L’explication de texte à laquelle Alain Berset a dû se livrer cette semaine illustre bien l’embarras du Conseil fédéral dans le débat sur la livraison d’armes à l’Ukraine. Parler de «frénésie guerrière» était «inapproprié», a admis le socialiste, deux jours après avoir lâché ce terme dans la «NZZ». Il n’avait guère le choix: rarement les propos d’un président de la Confédération ont suscité autant d’indignation sur la scène internationale et de critiques dans la classe politique suisse.
L’incompréhension grandit depuis des mois à l’égard de cette Suisse qui s’arc-boute sur sa neutralité pour refuser tout soutien militaire indirect à Kiev. Alain Berset s’est donc efforcé d’adoucir sa pensée, en déplorant cette fois «un climat de pure logique guerrière». Selon lui, trop peu d’importance est accordée à l’aide humanitaire en réponse à l’invasion russe.
Si la communication est délicate, le Conseil fédéral a au moins le mérite de garder une ligne cohérente. Et d’essayer de l’expliquer. Il ne cède pas aux pressions, d’où qu’elles viennent. Il s’appuie sur les décisions du parlement, qui refuse une à une les propositions d’assouplissement en matière de réexportations d’armes. Et il n’écoute que d’une oreille les sondages affirmant que les Suisses sont prêts à faire une exception en faveur de l’Ukraine.
«Les citoyens déçus de la politique passive du gouvernement auront tout loisir de voter pour un parti ou des personnalités qui la contestent.»
Pour la majorité des sept Sages, la Suisse aurait davantage à perdre qu’à y gagner. Si notre pays a un rôle à jouer dans la résolution du conflit, c’est sur le terrain diplomatique. Il condamne l’agression menée par Vladimir Poutine, il reprend toutes les sanctions économiques infligées à la Russie, mais ne s’engagera pas sur le plan militaire en fournissant des armes ou des munitions aux troupes du président Zelensky.
On peut s’en offusquer. Crier à l’hypocrisie. On peut même - et c’est la richesse de notre démocratie - agir pour tenter de faire bouger les lignes. La Suisse offre à chacune et chacun le droit de manifester son désaccord. Libre à qui le souhaite de lancer une initiative populaire pour abolir notre neutralité militaire stricte, par exemple. Ou au contraire pour interdire toute exportation d’armement «Swiss made». Un comité proche de l’UDC, décidé à bétonner la neutralité suisse sur tous les plans, récolte déjà les 100’000 signatures nécessaires.

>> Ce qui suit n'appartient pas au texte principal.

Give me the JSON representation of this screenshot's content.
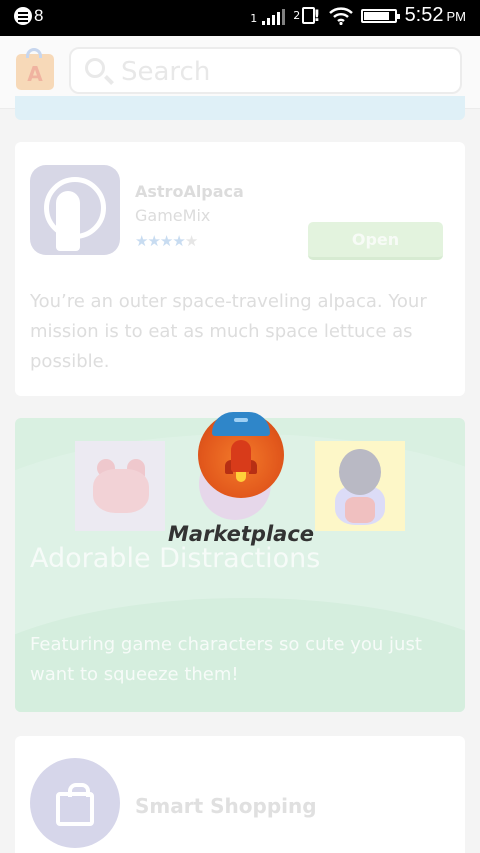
{
  "status_bar": {
    "notification_count": "8",
    "sim1_label": "1",
    "sim2_label": "2",
    "alert": "!",
    "time": "5:52",
    "ampm": "PM"
  },
  "header": {
    "search_placeholder": "Search",
    "logo_letter": "A"
  },
  "featured_app": {
    "name": "AstroAlpaca",
    "developer": "GameMix",
    "rating_stars": 4,
    "rating_max": 5,
    "action_label": "Open",
    "description": "You’re an outer space-traveling alpaca. Your mission is to eat as much space lettuce as possible."
  },
  "collection": {
    "title": "Adorable Distractions",
    "description": "Featuring game characters so cute you just want to squeeze them!"
  },
  "next_card": {
    "title": "Smart Shopping"
  },
  "overlay": {
    "label": "Marketplace"
  },
  "colors": {
    "accent_green": "#e3f3de",
    "feature_bg": "#d9f0e1",
    "rocket_orange": "#e2581c",
    "visor_blue": "#2f86c9"
  }
}
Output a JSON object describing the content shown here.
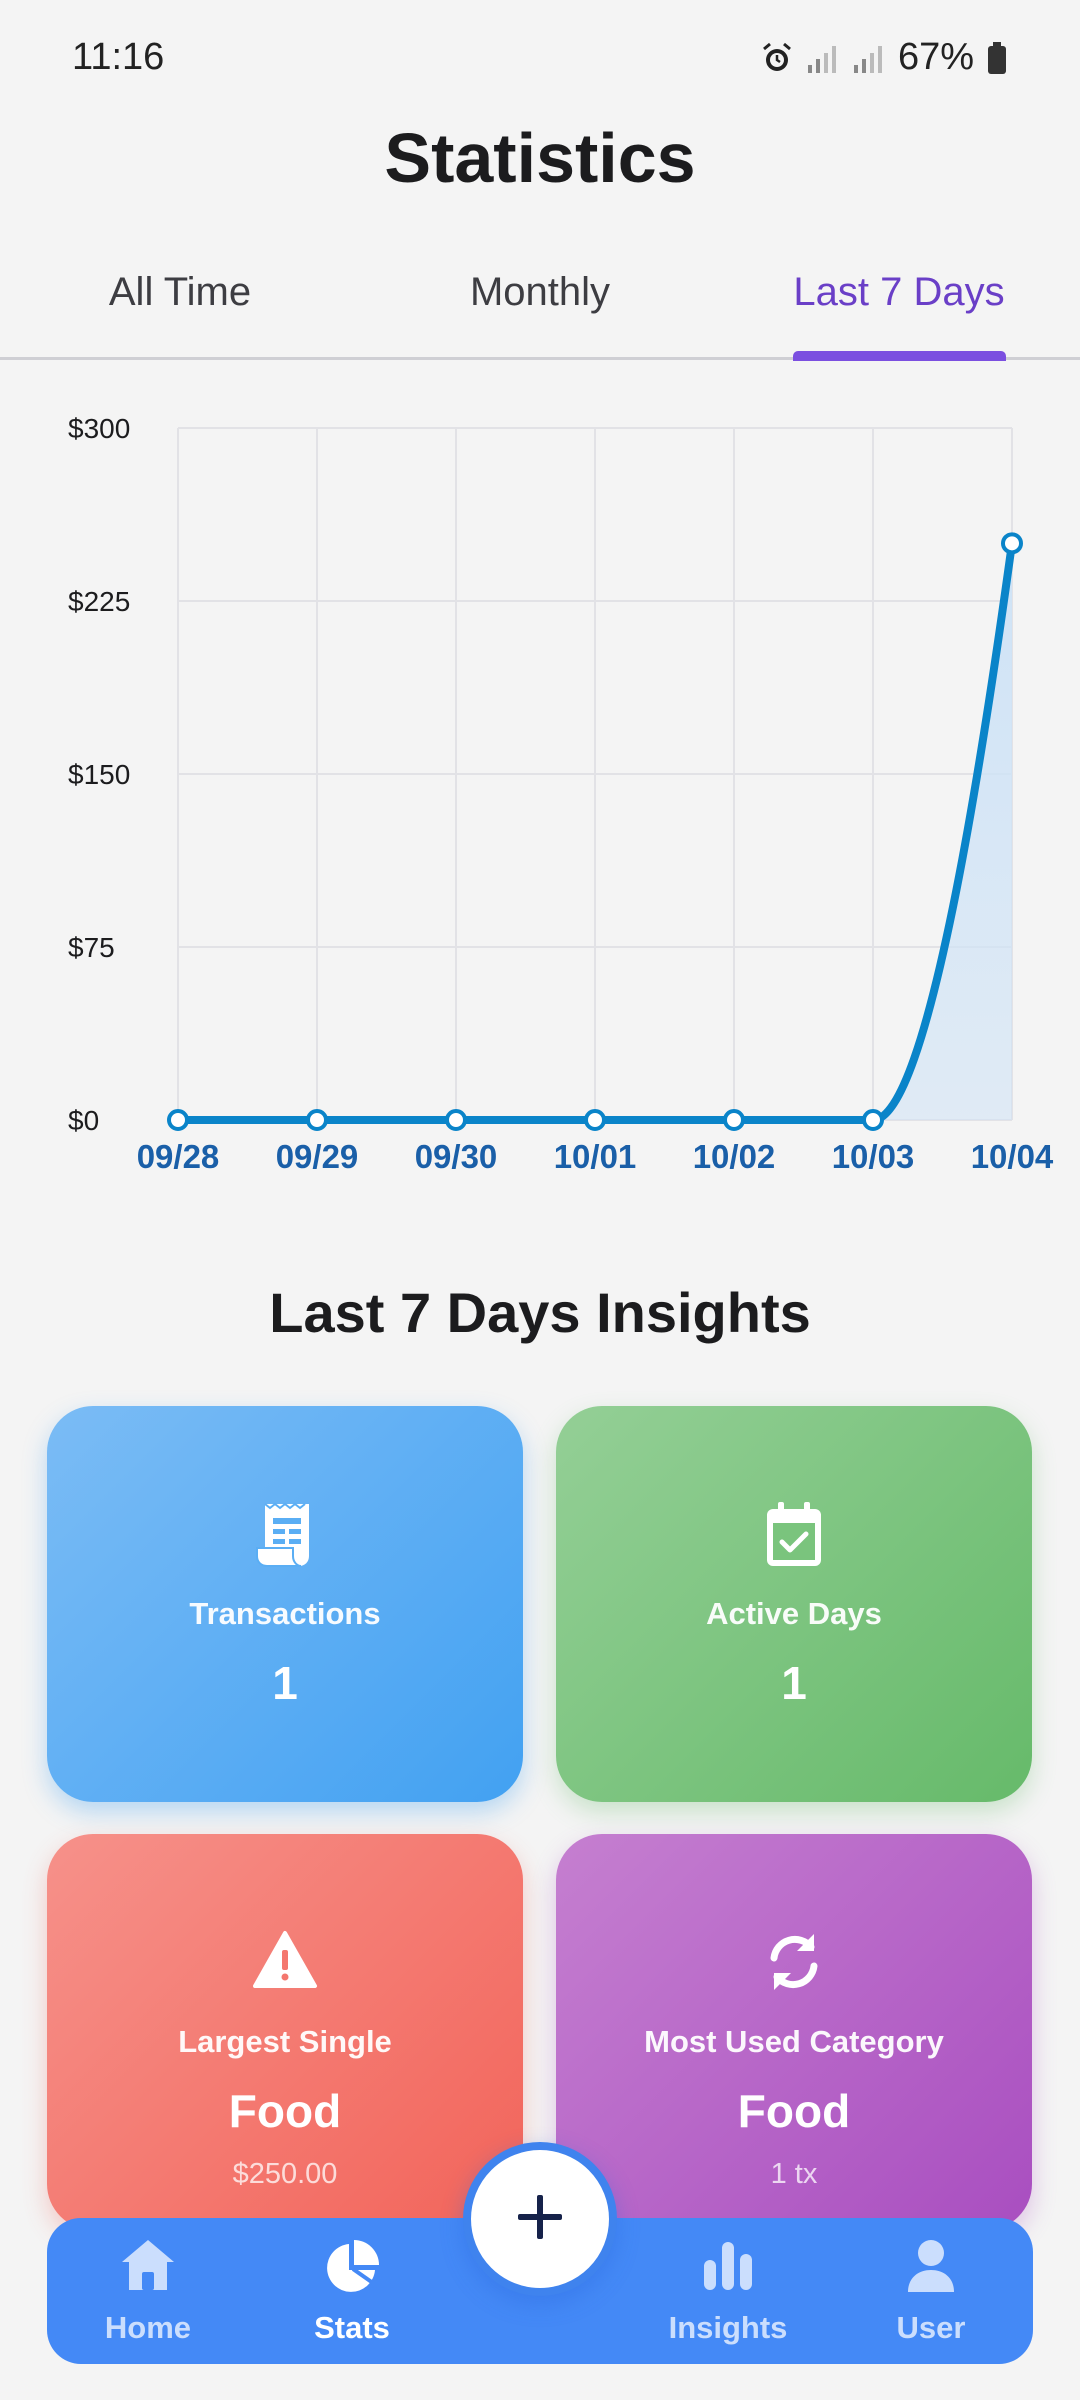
{
  "status_bar": {
    "time": "11:16",
    "battery": "67%"
  },
  "page": {
    "title": "Statistics"
  },
  "tabs": [
    {
      "label": "All Time",
      "active": false
    },
    {
      "label": "Monthly",
      "active": false
    },
    {
      "label": "Last 7 Days",
      "active": true
    }
  ],
  "chart_data": {
    "type": "area",
    "x": [
      "09/28",
      "09/29",
      "09/30",
      "10/01",
      "10/02",
      "10/03",
      "10/04"
    ],
    "series": [
      {
        "values": [
          0,
          0,
          0,
          0,
          0,
          0,
          250
        ]
      }
    ],
    "y_ticks": [
      "$0",
      "$75",
      "$150",
      "$225",
      "$300"
    ],
    "ylim": [
      0,
      300
    ],
    "grid": true,
    "colors": {
      "line": "#0a84c9",
      "fill": "#cfe3f6",
      "x_tick": "#1a5fa8"
    }
  },
  "insights": {
    "title": "Last 7 Days Insights",
    "cards": {
      "transactions": {
        "label": "Transactions",
        "value": "1",
        "icon": "receipt-icon"
      },
      "active_days": {
        "label": "Active Days",
        "value": "1",
        "icon": "calendar-check-icon"
      },
      "largest_single": {
        "label": "Largest Single",
        "value": "Food",
        "sub": "$250.00",
        "icon": "warning-icon"
      },
      "most_used_category": {
        "label": "Most Used Category",
        "value": "Food",
        "sub": "1 tx",
        "icon": "refresh-icon"
      }
    }
  },
  "bottom_nav": {
    "items": [
      {
        "label": "Home",
        "icon": "home-icon",
        "active": false
      },
      {
        "label": "Stats",
        "icon": "pie-chart-icon",
        "active": true
      },
      {
        "label": "Insights",
        "icon": "bar-chart-icon",
        "active": false
      },
      {
        "label": "User",
        "icon": "user-icon",
        "active": false
      }
    ],
    "fab_icon": "plus-icon"
  },
  "colors": {
    "accent": "#7b4fe0",
    "nav_bg": "#4489f6",
    "card_blue": "#42a1f2",
    "card_green": "#66ba6a",
    "card_red": "#f2645a",
    "card_purple": "#a94ec0"
  }
}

Souhaitons que le peuple ait à se prononcer sur ces questions cruciales. Et le plus tôt serait le mieux. Les élections fédérales d’octobre en donneront un avant-goût. Les citoyens déçus de la politique passive du gouvernement auront tout loisir de voter pour un parti ou des personnalités qui la contestent. Le Conseil fédéral, ne l’oublions pas, est issu du parlement que nous élisons tous les quatre ans.
Au-delà des éléments de langage, telle est peut-être la leçon à tirer de la polémique actuelle. Même très loin de la ligne de front, nous pouvons faire entendre notre voix. Et dire si notre bonne vieille neutralité doit évoluer.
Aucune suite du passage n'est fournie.